Цензура была введена в России с распространением книгопечатания еще в 1720 году Петром I. В XIX веке существовало входившее в Министерство народного просвещения Главное управление цензуры. Александр II, продолжая свои реформы, упразднил его, передав функции цензуры в Министерство внутренних дел.
Новшеств при Александре II было много. Какие-то огорчали Филарета, другие — радовали. Не могла не тревожить идея передачи сельских школ из ведомства духовной власти в ведомство власти светской, проводимая новым министром просвещения Александром Васильевичем Головниным, сыном знаменитого флотоводца. А вот сокращение церковной службы за счет перечисления всего царствующего дома он одобрил. Это, собственно говоря, была и его идея, ее он высказывал предыдущим государям. «В древних изданиях греческих в великой ектений сказано только: о
Ослабление государственных строгостей давало и добрые плоды, и худые. Всюду безбожники поднимали голову. В Петербурге толпа молодых озорников ввалилась в церковь, выкрала священный сосуд для причастия и распивала из него шампанское. Образовалось общество «Земля и воля», поставившее себе целью все неудачи, которые потерпит Крестьянская реформа, использовать для пропаганды революции. В Москве, у самых стен Кремля, революционеры навзрыд кричали о страданиях народа и о том, что церковники жиреют, указывали на обилие золота в храмах, призывали не ходить в церковь, а если и ходить, то чтобы бить попов и забирать себе церковные драгоценности. Тревожась о будущем России и Церкви, митрополит Филарет узнавал о все новых и новых случаях подобных умопомрачений.

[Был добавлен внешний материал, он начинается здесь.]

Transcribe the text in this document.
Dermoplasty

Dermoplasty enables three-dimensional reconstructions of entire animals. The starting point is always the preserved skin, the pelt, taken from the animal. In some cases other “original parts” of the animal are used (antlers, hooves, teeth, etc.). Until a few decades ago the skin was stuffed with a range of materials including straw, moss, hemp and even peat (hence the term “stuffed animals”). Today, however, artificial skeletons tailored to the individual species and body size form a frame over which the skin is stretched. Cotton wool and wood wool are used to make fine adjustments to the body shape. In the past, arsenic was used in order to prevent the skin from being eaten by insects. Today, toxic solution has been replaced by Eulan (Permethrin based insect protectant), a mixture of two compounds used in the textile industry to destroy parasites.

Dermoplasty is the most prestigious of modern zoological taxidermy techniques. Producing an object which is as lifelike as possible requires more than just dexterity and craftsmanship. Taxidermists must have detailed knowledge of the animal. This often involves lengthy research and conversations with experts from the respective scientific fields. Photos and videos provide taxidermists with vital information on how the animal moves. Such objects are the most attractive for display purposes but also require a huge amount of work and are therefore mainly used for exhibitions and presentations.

В феврале 1862 года граф Александр Петрович Толстой ушел с поста обер-прокурора Святейшего синода. Новым руководителем Русской православной церкви стал сорокапятилетний Алексей Петрович Ахматов. По его просьбе Филарет написал подробнейшую записку о состоянии церковной собственности в настоящий момент. Новый обер-прокурор в большей степени являлся единомышленником Филарета, в том числе и в отношении переводов Библии, и владыка писал о нем, что он «подает благую надежду, что будет пещися о благе Церкви в ее соприкосновении с государством».
В конце мая 1862 года в Петербурге случился один из самых страшных пожаров за историю города. Огонь пожирал один квартал за другим. Десятки тысяч пострадавших, небывалый ущерб. Святитель Филарет организовал сбор средств от Московской епархии в пользу погорельцев. Было собрано более десяти тысяч рублей, и за это он получил благодарность от царицы.